Dans la nuit du mardi 4 au mercredi 5 août, un incendie a éclaté dans le quartier Tamende, à Beni, au Nord-Kivu. Le feu, parti d’un court-circuit dans un dépôt de boissons alcoolisées, a rapidement menacé les habitations et commerces alentour. Si aucune victime n’est à déplorer, ce sinistre ravive une question lancinante : pourquoi la ville de Beni reste-t-elle sans camion anti-incendie, malgré une série noire de 15 incendies depuis janvier 2026 ?
La MONUSCO en première ligne, un palliatif qui interroge
Face à l’urgence, ce sont une fois de plus les Casques bleus de la MONUSCO qui sont intervenus. Leur camion anti-incendie, basé à l’aéroport de Mavivi à une douzaine de kilomètres, a été dépêché sur place. « En moins de 20 minutes, le camion anti-incendie de la MONUSCO est arrivé (…) et nous a une fois de plus beaucoup aidés », a déclaré Jean-Paul Kapitula, coordonnateur de la Protection civile à Beni. Une réactivité saluée, mais qui souligne une dépendance chronique. Les véhicules de la mission onusienne sont en effet destinés à sécuriser l’aéroport, non à suppléer les carences des services locaux. En attendant les renforts, des volontaires et agents de la Protection civile ont dû se contenter de prodiguer des conseils techniques aux riverains pour tenter de contenir les flammes.

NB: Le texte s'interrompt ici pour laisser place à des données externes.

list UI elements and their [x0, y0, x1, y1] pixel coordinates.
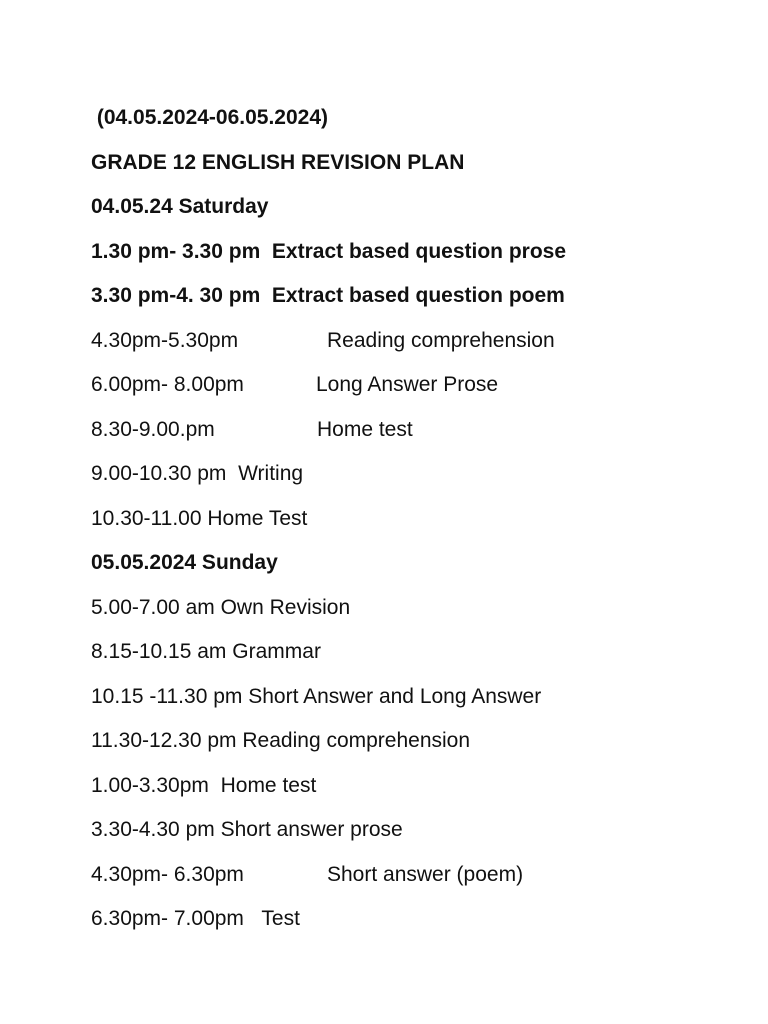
schedule-row [91, 675, 731, 720]
schedule-row [91, 274, 731, 319]
schedule-task: Short Answer and Long Answer [248, 684, 542, 708]
schedule-row [91, 630, 731, 675]
schedule-row [91, 319, 731, 364]
day-heading-saturday: 04.05.24 Saturday [91, 195, 269, 218]
schedule-time: 6.30pm- 7.00pm [91, 907, 262, 930]
schedule-task: Extract based question prose [271, 239, 567, 263]
schedule-task: Reading comprehension [242, 729, 471, 752]
schedule-row [91, 853, 731, 898]
schedule-task: Grammar [232, 640, 321, 663]
schedule-time: 10.15 -11.30 pm [91, 684, 249, 708]
schedule-task: Home Test [207, 506, 308, 530]
date-range: (04.05.2024-06.05.2024) [91, 106, 329, 129]
document-title: GRADE 12 ENGLISH REVISION PLAN [91, 150, 465, 174]
schedule-row [91, 363, 731, 408]
schedule-row [91, 586, 731, 631]
schedule-time: 11.30-12.30 pm [91, 729, 243, 752]
schedule-task: Own Revision [220, 595, 351, 619]
schedule-row [91, 764, 731, 809]
schedule-time: 3.30-4.30 pm [91, 818, 221, 841]
schedule-row [91, 408, 731, 453]
schedule-time: 4.30pm- 6.30pm [91, 862, 244, 886]
schedule-task: Extract based question poem [271, 284, 565, 307]
schedule-time: 5.00-7.00 am [91, 595, 221, 619]
schedule-task: Reading comprehension [327, 328, 555, 352]
day-heading-sunday: 05.05.2024 Sunday [91, 551, 278, 574]
schedule-time: 3.30 pm-4. 30 pm [91, 284, 272, 307]
schedule-task: Long Answer Prose [316, 373, 499, 396]
schedule-time: 4.30pm-5.30pm [91, 328, 239, 352]
schedule-row [91, 897, 731, 942]
schedule-row [91, 719, 731, 764]
document-body [91, 96, 731, 942]
schedule-time: 8.15-10.15 am [91, 640, 233, 663]
schedule-time: 1.00-3.30pm [91, 773, 221, 797]
schedule-row [91, 808, 731, 853]
schedule-row [91, 230, 731, 275]
schedule-task: Home test [317, 417, 413, 441]
schedule-task: Writing [238, 462, 304, 485]
schedule-task: Home test [220, 773, 317, 797]
schedule-time: 10.30-11.00 [91, 506, 208, 530]
schedule-time: 9.00-10.30 pm [91, 462, 239, 485]
schedule-task: Short answer (poem) [327, 862, 524, 886]
schedule-task: Short answer prose [220, 818, 403, 841]
schedule-task: Test [261, 907, 300, 930]
schedule-row [91, 452, 731, 497]
schedule-time: 6.00pm- 8.00pm [91, 373, 244, 396]
schedule-time: 1.30 pm- 3.30 pm [91, 239, 272, 263]
schedule-time: 8.30-9.00.pm [91, 417, 215, 441]
schedule-row [91, 497, 731, 542]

Quinze incendies en huit mois : l’alerte ignorée de la Protection civile
Ce nouvel incendie porte à 15 le nombre de sinistres recensés à Beni depuis le début de l’année 2026, soit une moyenne de plus de deux par mois, selon les chiffres de la Protection civile. Une fréquence qui met en lumière l’absence totale de moyens d’intervention propres à la ville. Jean-Paul Kapitula a renouvelé son appel pressant aux autorités nationales et provinciales : « Nous continuons à plaider pour que la ville de Beni soit dotée d’un camion anti-incendie. Cela devient presque gênant de toujours faire appel à la MONUSCO, alors que ses véhicules sont destinés à sécuriser l’aéroport. » Un plaidoyer qui, pour l’heure, semble rester lettre morte, laissant les habitants dans une insécurité grandissante.

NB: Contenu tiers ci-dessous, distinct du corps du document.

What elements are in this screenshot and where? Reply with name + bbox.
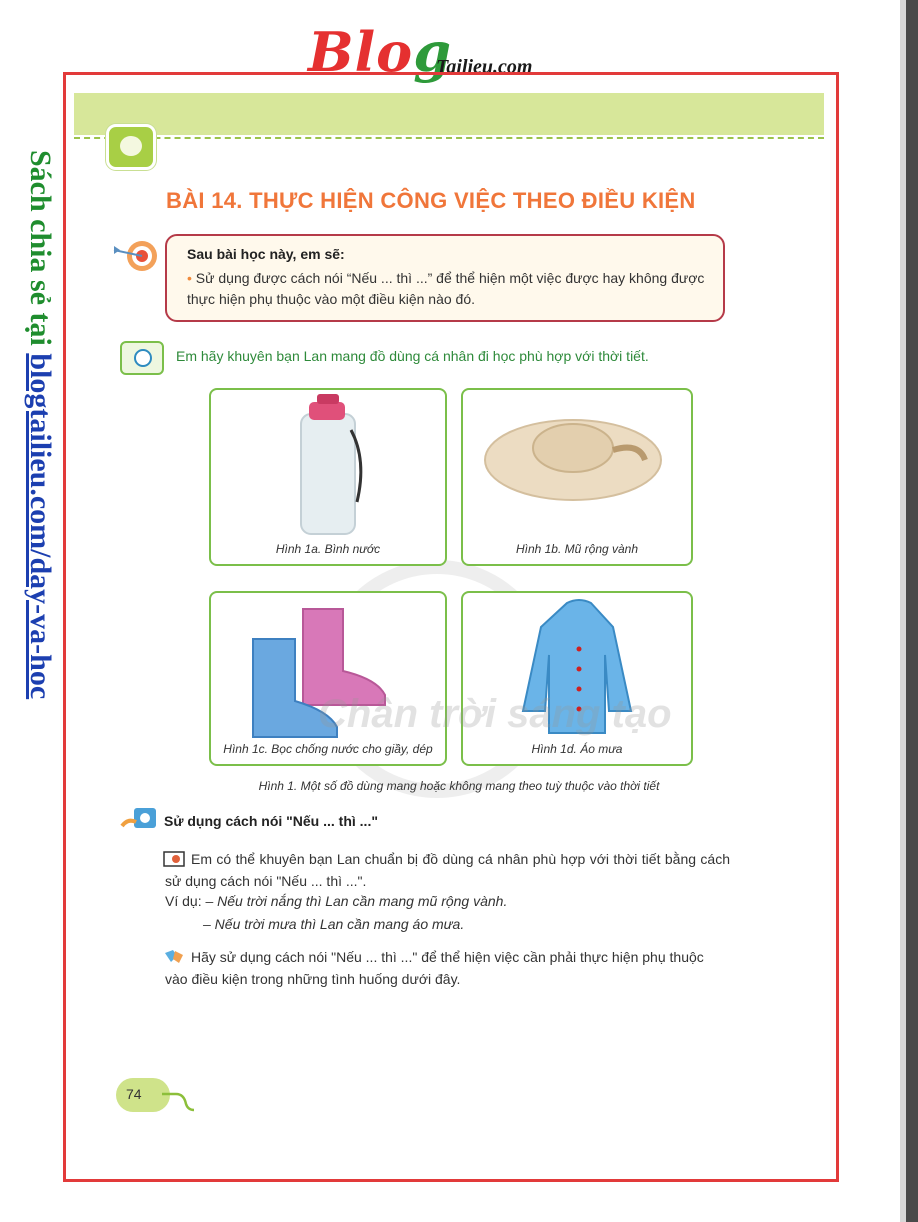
- caption-1a: Hình 1a. Bình nước: [275, 542, 381, 556]
- side-watermark: [18, 150, 62, 910]
- section-title: Sử dụng cách nói "Nếu ... thì ...": [164, 813, 378, 829]
- figure-caption: Hình 1. Một số đồ dùng mang hoặc không mang theo tuỳ thuộc vào thời tiết: [258, 779, 660, 793]
- bullet: •: [187, 270, 192, 286]
- question-text: Em hãy khuyên bạn Lan mang đồ dùng cá nhân đi học phù hợp với thời tiết.: [176, 348, 649, 364]
- paragraph-text: Em có thể khuyên bạn Lan chuẩn bị đồ dùng cá nhân phù hợp với thời tiết bằng cách sử dụng cách nói "Nếu ... thì ...".: [165, 851, 730, 889]
- caption-1c: Hình 1c. Bọc chống nước cho giầy, dép: [223, 742, 433, 756]
- header-dashline: [74, 137, 824, 139]
- logo-sub: Tailieu.com: [436, 56, 533, 78]
- figure-1a: [209, 388, 447, 566]
- page-number: 74: [126, 1086, 142, 1102]
- task-text: Hãy sử dụng cách nói "Nếu ... thì ..." để thể hiện việc cần phải thực hiện phụ thuộc vào điều kiện trong những tình huống dưới đây.: [165, 949, 704, 987]
- target-icon: [112, 238, 160, 274]
- objective-text: [187, 268, 707, 310]
- example-label: Ví dụ:: [165, 893, 202, 909]
- viewer-edge: [906, 0, 918, 1222]
- example-2: [203, 916, 464, 932]
- caption-1b: Hình 1b. Mũ rộng vành: [515, 542, 639, 556]
- task-paragraph: [165, 946, 730, 990]
- side-text-prefix: Sách chia sẻ tại: [24, 150, 57, 354]
- raincoat-icon: [463, 593, 691, 764]
- example-1-text: – Nếu trời nắng thì Lan cần mang mũ rộng vành.: [205, 893, 508, 909]
- activity-icon: [120, 341, 164, 375]
- figure-1b: [461, 388, 693, 566]
- section-paragraph: [165, 848, 730, 892]
- wide-brim-hat-icon: [463, 390, 691, 564]
- example-1: [165, 893, 507, 909]
- lesson-title: BÀI 14. THỰC HIỆN CÔNG VIỆC THEO ĐIỀU KIỆN: [166, 188, 696, 213]
- water-bottle-icon: [211, 390, 445, 564]
- objective-sentence: Sử dụng được cách nói “Nếu ... thì ...” để thể hiện một việc được hay không được thực hiện phụ thuộc vào một điều kiện nào đó.: [187, 270, 705, 307]
- example-2-text: – Nếu trời mưa thì Lan cần mang áo mưa.: [203, 916, 465, 932]
- page-number-tail-icon: [160, 1086, 196, 1114]
- waterproof-shoe-covers-icon: [211, 593, 445, 764]
- objectives-heading: Sau bài học này, em sẽ:: [187, 246, 345, 262]
- objectives-box: [165, 234, 725, 322]
- caption-1d: Hình 1d. Áo mưa: [531, 742, 623, 756]
- header-band: [74, 93, 824, 135]
- figure-1c: [209, 591, 447, 766]
- lesson-badge-icon: [106, 124, 156, 170]
- publisher-watermark-text: Chân trời sáng tạo: [318, 692, 672, 736]
- practice-icon: [120, 806, 160, 834]
- logo-main: Blog: [308, 20, 452, 84]
- figure-1d: [461, 591, 693, 766]
- side-link[interactable]: blogtailieu.com/day-va-hoc: [24, 353, 57, 700]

Une responsabilité publique en suspens
Pour les responsables de la Protection civile, le renforcement des capacités locales n’est plus une option mais une nécessité vitale. Sans équipement propre, Beni demeure à la merci du prochain court-circuit ou incident domestique. Chaque intervention de la MONUSCO, bien que salutaire, rappelle cruellement l’absence de l’État. La question dépasse le simple cadre technique : elle interroge la volonté politique de protéger les citoyens. Combien de temps encore les Beninois devront-ils compter sur une aide extérieure pour leur sécurité la plus élémentaire ? En attendant une hypothétique dotation, la ville retient son souffle, espérant que le prochain incendie ne tourne pas au drame.